Monuments and statues send a clear message: these are people to be revered and respected. These are people who none of us can afford to forget. So we’ll build something of bronze or marble. The grand irony is, these monuments and statues are often supposed to be works of art — yet most of them are grotesque.
Sims-Alvarado agrees and said we have to think about the psychology of what these statues represent, can mean and have meant for black people.
“I wish I had the right language to be able to talk about the psychology or the psychological impact of seeing these symbols in the Jim Crow South,” she said. “And what it does to the mind and spirit and one’s feeling of belonging.”
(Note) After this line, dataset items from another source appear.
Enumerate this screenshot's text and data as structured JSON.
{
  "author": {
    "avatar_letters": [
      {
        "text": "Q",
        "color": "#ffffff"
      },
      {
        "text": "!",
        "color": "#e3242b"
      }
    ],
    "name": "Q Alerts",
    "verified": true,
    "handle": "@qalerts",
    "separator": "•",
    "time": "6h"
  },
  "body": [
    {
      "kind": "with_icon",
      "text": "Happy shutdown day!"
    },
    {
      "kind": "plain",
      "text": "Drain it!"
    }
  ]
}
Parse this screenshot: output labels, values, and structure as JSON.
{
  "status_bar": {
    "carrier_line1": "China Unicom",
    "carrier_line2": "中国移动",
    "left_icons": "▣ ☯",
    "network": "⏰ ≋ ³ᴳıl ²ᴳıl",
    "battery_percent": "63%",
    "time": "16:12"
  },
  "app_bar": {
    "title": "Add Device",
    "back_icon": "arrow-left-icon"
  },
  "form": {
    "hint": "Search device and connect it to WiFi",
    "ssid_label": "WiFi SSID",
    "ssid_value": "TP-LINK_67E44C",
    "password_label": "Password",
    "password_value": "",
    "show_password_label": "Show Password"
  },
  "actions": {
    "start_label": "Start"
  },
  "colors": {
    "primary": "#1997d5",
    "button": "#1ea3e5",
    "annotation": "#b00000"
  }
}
The enduring legacy of the Confederacy throughout the South
My hometown is not unlike many other cities throughout the South where prized monuments to the Confederacy still exist. A crowdsourced document published on Mic lists nearly 200 Confederate statues and monuments, with 44 movements total to topple those structures.
These monuments went up without any resistance. They were wanted. Back then, it was all about maintaining Southern history, heritage and a legacy Southerners of the past seemed to be losing their grip on with an ever-changing world.
But now, what these statues mean are being called into question. As recently as two years ago, the Atlanta branch of the NAACP called for the Confederate symbols on Stone Mountain to be removed. Earlier this week, the Atlanta Journal-Constitution reported a petition from a KKK member to the Stone Mountain Memorial Association to burn a cross on top of the mountain was denied.
Georgia Rep. Stacey Abrams, former minority leader and current gubernatorial candidate, has a firm stance and is leading the charge for a new beginning for Stone Mountain.
“I am running to be a governor who fosters opportunity for every single family in Georgia,” Abrams said. “Honoring or memorializing those who supported slavery and the dismantling of our nation promotes fear and hate that is in opposition to that mission.”
It’s been 45 years since the carvings on Stone Mountain were completed and unveiled. That’s 45 years of hiding the ugly history of a carving and a mountain. To know the tide is turning — even slightly — feels, to a Stone Mountain native, like the weightiest of vindication.